The format for our article files is rather basic. The first line is the headline, and all following lines are the body of the article, which should contain HTML formatting. The files are named according to the time that they are saved, using the result of Perl’s time function—the number of seconds after the epoch.

For the sake of this example we will assume that there is only one administrator who has access to create and edit files. If this were not the case, we would need to create a more elaborate way to name the files to prevent two people from creating stories at the same second. Plus, we would need to create a system to avoid having two administrators edit the same file at the same time; one way to do this would be to have the edit page retrieve the current time into a hidden field when it loads a file for editing, which could then be compared against the last modification time of the file when the file is saved. If the file has been modified since it was loaded, a new form would need to be presented to the administrator showing both sets of changes so they can be reconciled.

The get_stories function opens this news directory and loops through each file. It skips any files starting with a dot, including the current and parent directories. If we encounter any system errors reading directories we die; if we have problems reading a file, we skip it. Filesystem errors are not common, but they can happen; if you wish to generate a more friendly response to the user than a cryptic 500 Internet Service Error, use CGI::Carp with fatalsToBrowser to catch any die calls.

We get a shared lock on the file to make sure that we are not reading a file that is in the process of being written by the administrator. Then we read the story’s headline and add the story’s file number, headline, and date created to our list of stories. The get_date function simply generates a Unix timestamp from the file number via Perl’s localtime function. That looks like this:

Sun Feb 13 17:35:00 2000

It then replaces the time with a comma in order to get a basic date that looks like this:

Sun Feb 13, 2000

Finally, we sort the list of stories from largest to smallest according to the article number. Because this is the same as the date the file was created, newest headlines will always appear at the beginning of the list.

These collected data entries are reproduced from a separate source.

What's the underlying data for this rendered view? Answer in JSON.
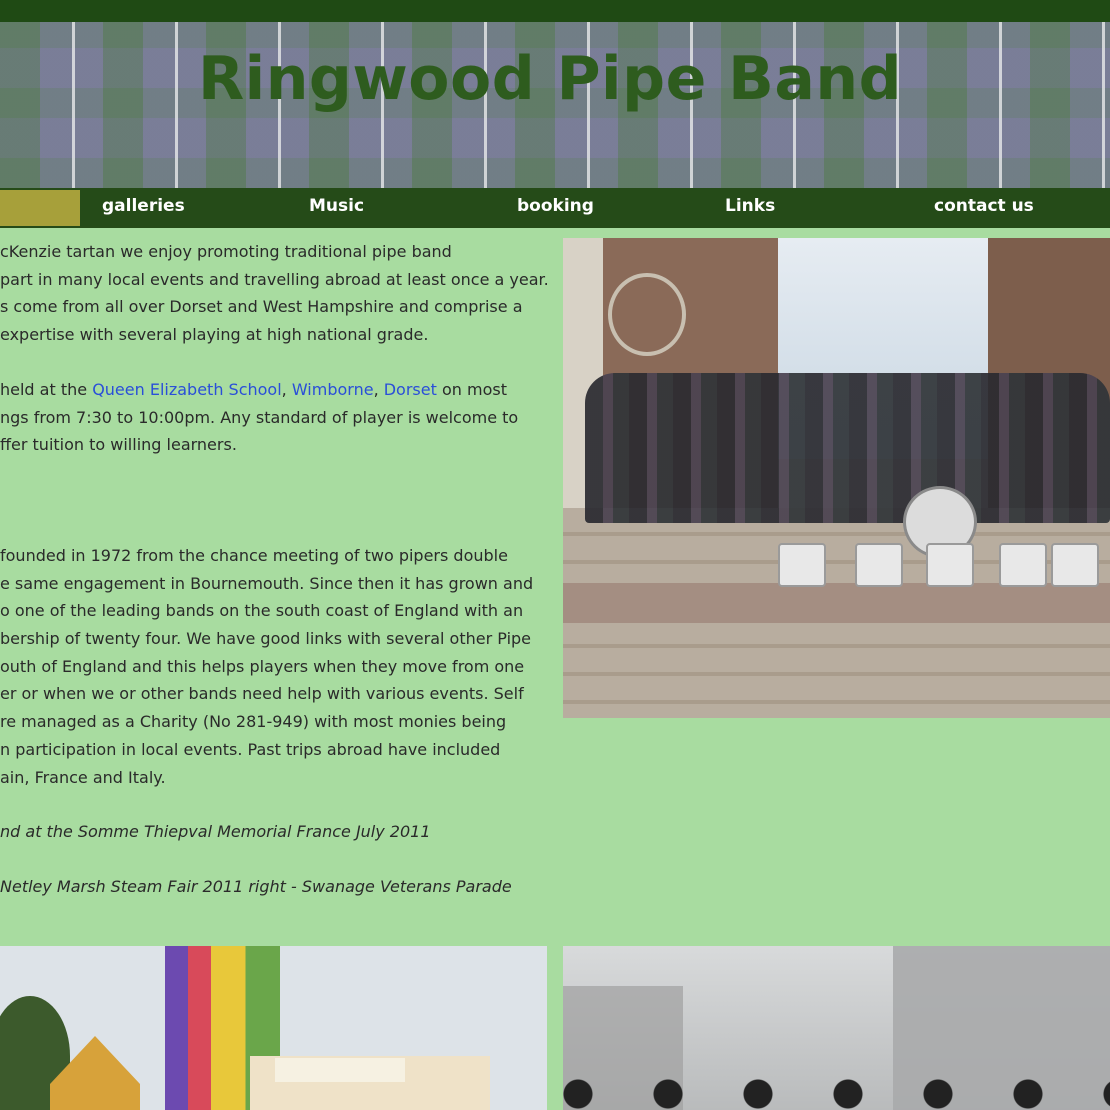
{
  "site": {
    "title": "Ringwood Pipe Band"
  },
  "colors": {
    "topbar": "#1f4a14",
    "nav_background": "#254b18",
    "nav_active": "#a7a03a",
    "title": "#2e5c1e",
    "page_background": "#a8dca0",
    "link": "#2a4fd8"
  },
  "nav": {
    "items": [
      {
        "label": "galleries"
      },
      {
        "label": "Music"
      },
      {
        "label": "booking"
      },
      {
        "label": "Links"
      },
      {
        "label": "contact us"
      }
    ]
  },
  "content": {
    "intro_lines": [
      "cKenzie tartan we enjoy promoting traditional pipe band",
      "part in many local events and travelling abroad at least once a year.",
      "s come from all over Dorset and West Hampshire and comprise a",
      "expertise with several playing at high national grade."
    ],
    "practice": {
      "line1_prefix": "held at the ",
      "link_school": "Queen Elizabeth School",
      "sep1": ", ",
      "link_town": "Wimborne",
      "sep2": ", ",
      "link_county": "Dorset",
      "line1_suffix": " on most",
      "line2": "ngs from 7:30 to 10:00pm.  Any standard of player is welcome to",
      "line3": "ffer tuition to willing learners."
    },
    "history_lines": [
      "founded in 1972 from the chance meeting of two pipers double",
      "e same engagement in Bournemouth. Since then it has grown and",
      "o one of the leading bands on the south coast of England with an",
      "bership of twenty four. We have good links with several other Pipe",
      "outh of England and this helps players when they move from one",
      "er or when we or other bands need help with various events.  Self",
      "re managed as a Charity (No 281-949) with most monies being",
      "n participation in local events. Past trips abroad have included",
      "ain, France and Italy."
    ],
    "captions": [
      "nd at the Somme Thiepval Memorial France July 2011",
      "Netley Marsh Steam Fair 2011  right - Swanage Veterans Parade"
    ]
  }
}
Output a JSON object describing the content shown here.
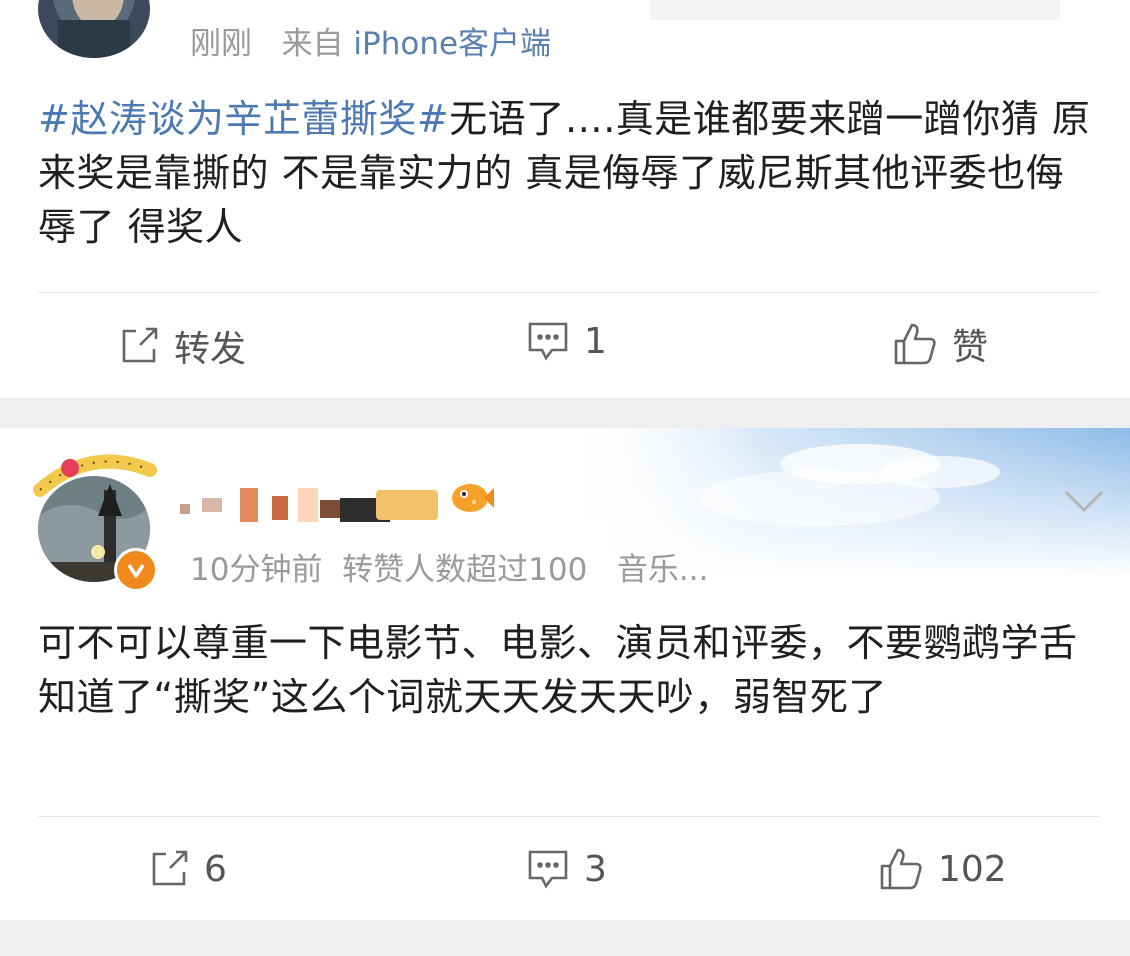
{
  "post1": {
    "time": "刚刚",
    "source_prefix": "来自",
    "source_client": "iPhone客户端",
    "hashtag": "#赵涛谈为辛芷蕾撕奖#",
    "content_after_tag": "无语了….真是谁都要来蹭一蹭你猜 原来奖是靠撕的 不是靠实力的 真是侮辱了威尼斯其他评委也侮辱了 得奖人",
    "actions": {
      "repost": {
        "icon": "share-square-icon",
        "label": "转发"
      },
      "comment": {
        "icon": "comment-bubble-icon",
        "label": "1"
      },
      "like": {
        "icon": "thumbs-up-icon",
        "label": "赞"
      }
    }
  },
  "post2": {
    "time": "10分钟前",
    "badge_text": "转赞人数超过100",
    "source": "音乐...",
    "content": "可不可以尊重一下电影节、电影、演员和评委，不要鹦鹉学舌知道了“撕奖”这么个词就天天发天天吵，弱智死了",
    "actions": {
      "repost": {
        "icon": "share-square-icon",
        "label": "6"
      },
      "comment": {
        "icon": "comment-bubble-icon",
        "label": "3"
      },
      "like": {
        "icon": "thumbs-up-icon",
        "label": "102"
      }
    }
  },
  "colors": {
    "hashtag": "#4c78b3",
    "meta": "#9a9a9a",
    "verified_badge": "#f08a1c",
    "background": "#efefef"
  }
}
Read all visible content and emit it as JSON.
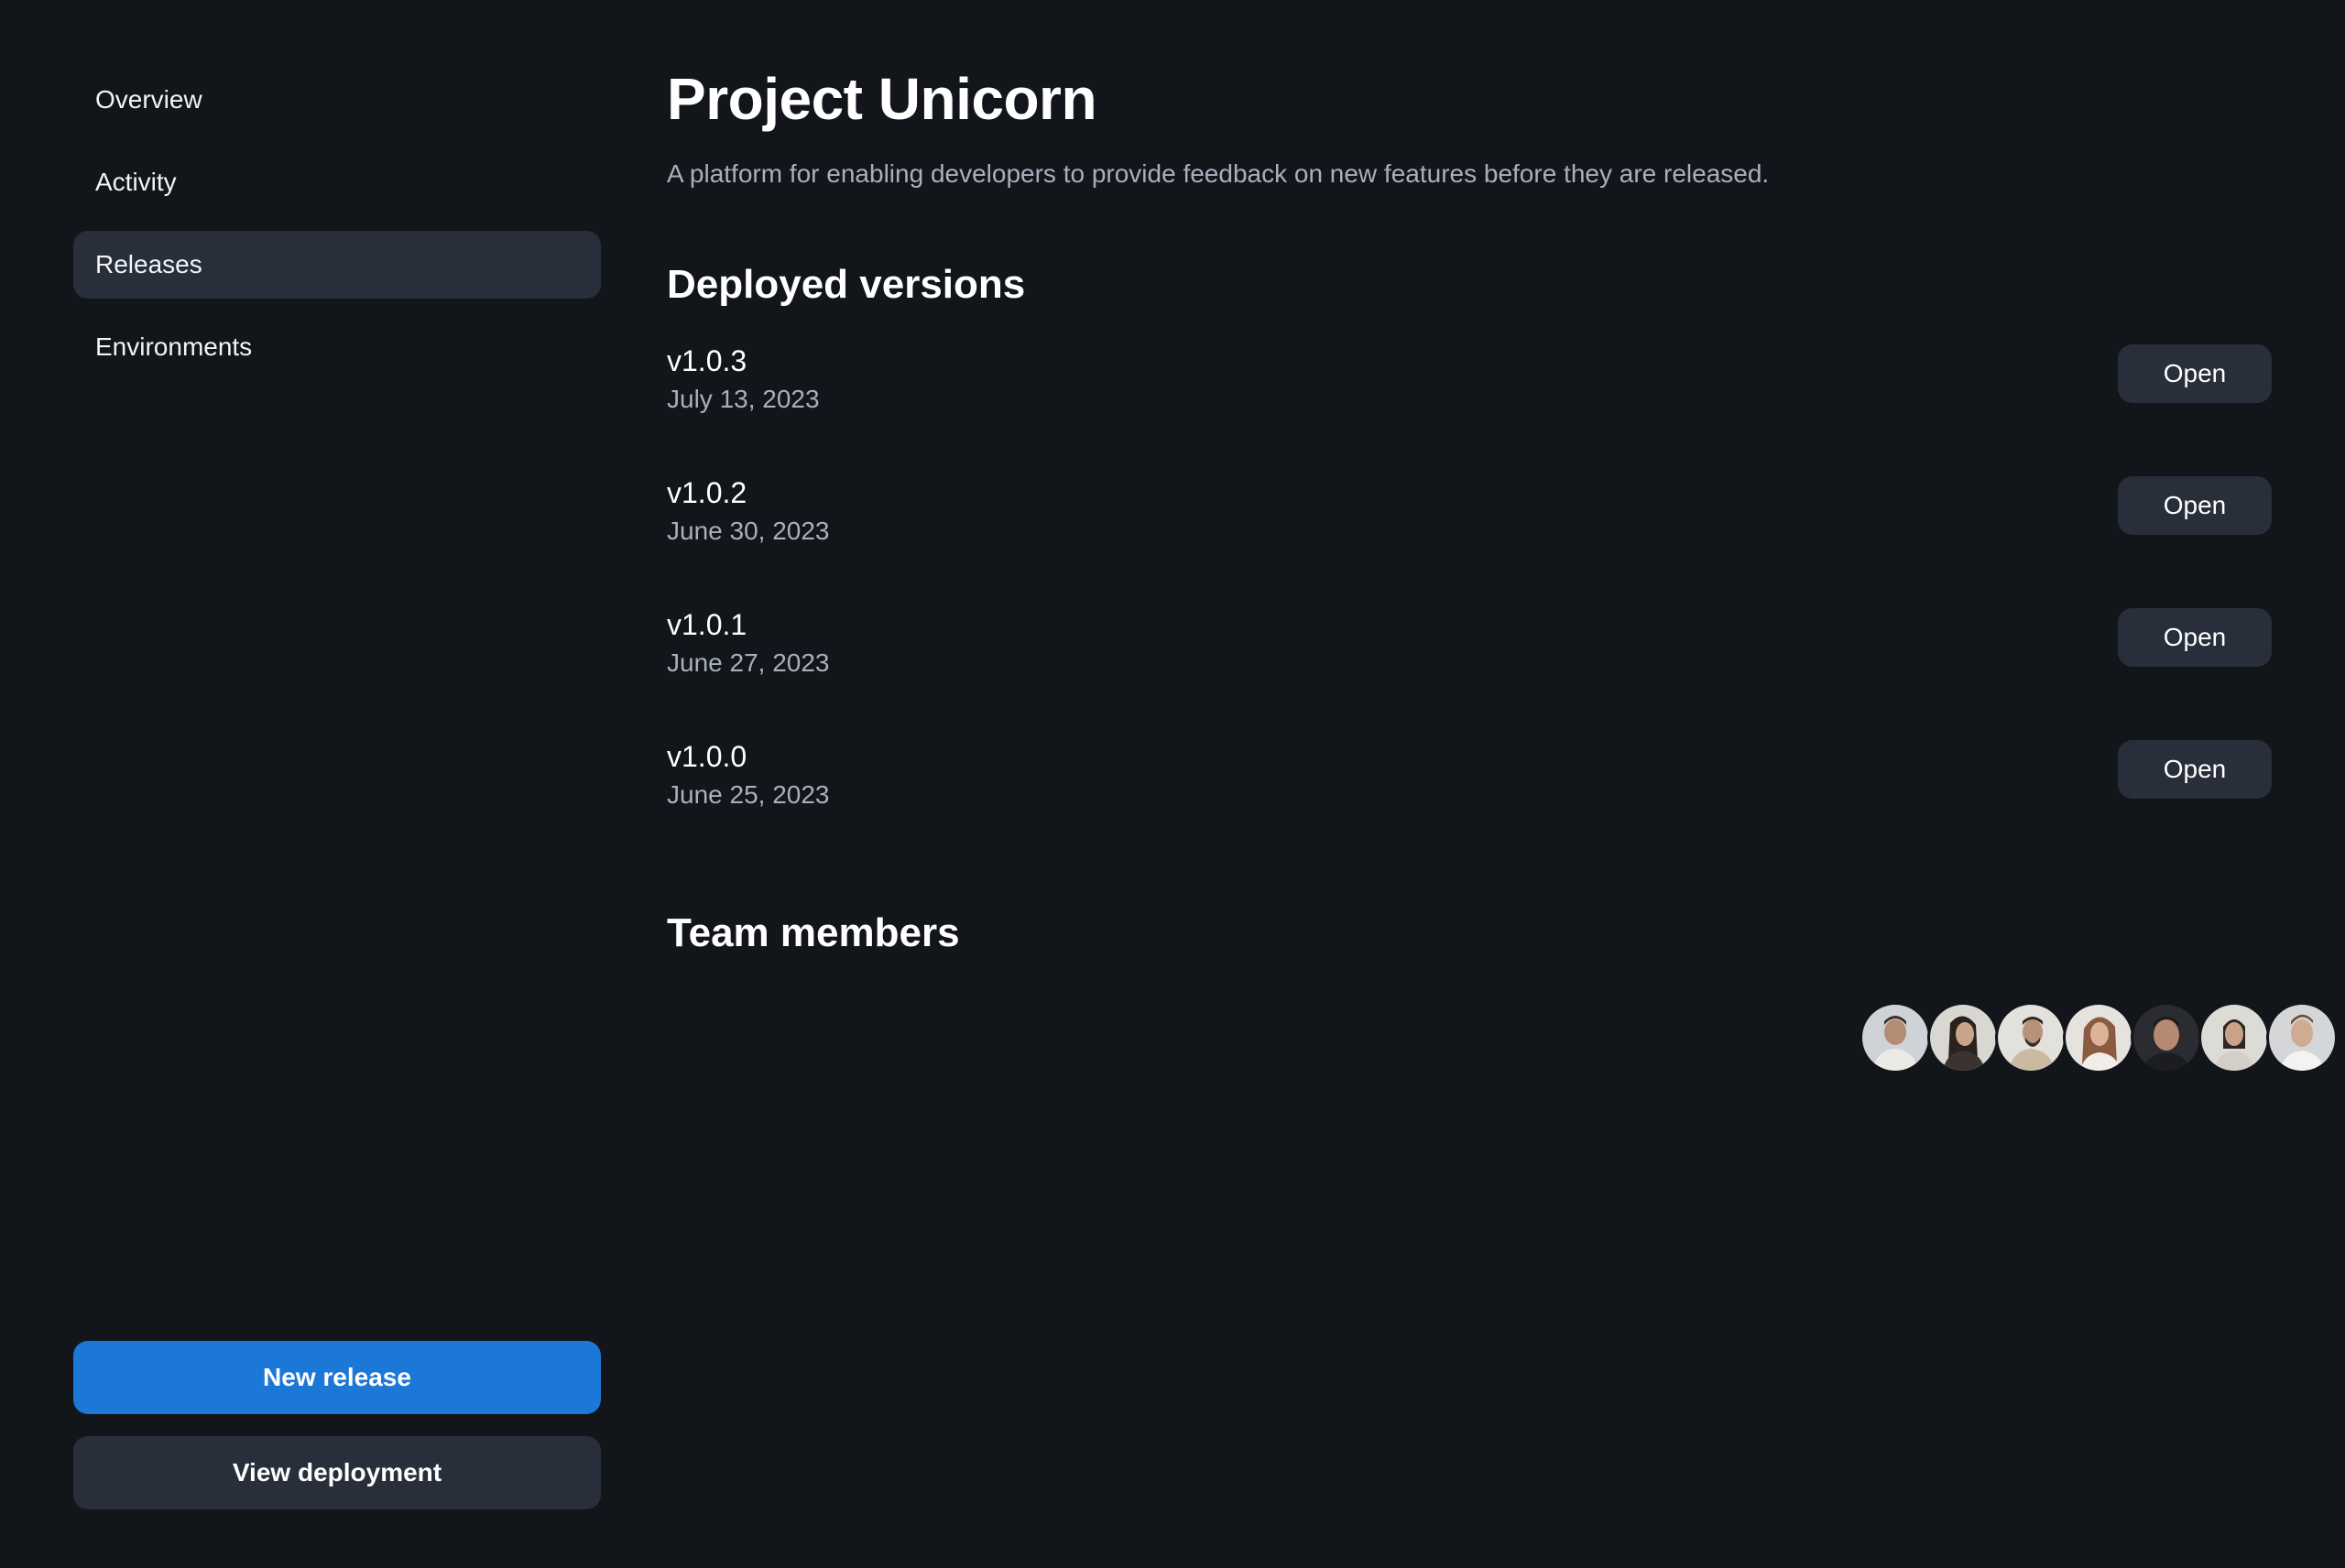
{
  "sidebar": {
    "items": [
      {
        "label": "Overview",
        "active": false
      },
      {
        "label": "Activity",
        "active": false
      },
      {
        "label": "Releases",
        "active": true
      },
      {
        "label": "Environments",
        "active": false
      }
    ],
    "new_release_label": "New release",
    "view_deployment_label": "View deployment"
  },
  "main": {
    "title": "Project Unicorn",
    "description": "A platform for enabling developers to provide feedback on new features before they are released.",
    "deployed_title": "Deployed versions",
    "versions": [
      {
        "name": "v1.0.3",
        "date": "July 13, 2023",
        "action": "Open"
      },
      {
        "name": "v1.0.2",
        "date": "June 30, 2023",
        "action": "Open"
      },
      {
        "name": "v1.0.1",
        "date": "June 27, 2023",
        "action": "Open"
      },
      {
        "name": "v1.0.0",
        "date": "June 25, 2023",
        "action": "Open"
      }
    ],
    "team_title": "Team members",
    "team_member_count": 7
  },
  "colors": {
    "background": "#12151a",
    "surface": "#282f3a",
    "primary": "#1c78d6",
    "muted_text": "#a8b0bd"
  }
}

When the user selects a headline from the list, the application fetches the corresponding article. Example 6.13 shows the page that displays the articles.

Example 6-13. article.epl

<HTML>

[!
  use lib "/usr/local/apache/lib-perl";
  use News;
!]
[- ( $headline, $article, $date ) = News::get_story( $fdat{story} ) -]

<HEAD>
  <TITLE>[+ $headline +]</TITLE>
</HEAD>

<BODY BGCOLOR="white">
  <H2>[+ $headline +]</H2>
  <P><I>[+ $date +]</I></P>
  [+ local $escmode = 0; $article +]
  
  <HR>
  <P>Return to <A HREF="news.epl">What's New</A>.</P>

</BODY>
</HTML>

The result looks like Figure 6.4.

A sample story

Figure 6-4. A sample story

Because most of the work is done by the News module, this file is also quite simple. The links to this page from the main “What’s New” page include a query string that specifies the number of the story to view. We use Embperl’s special %fdat hash to retrieve the number of the story and pass it to the News::get_story function, which gives us the headline, article contents, and date of the article.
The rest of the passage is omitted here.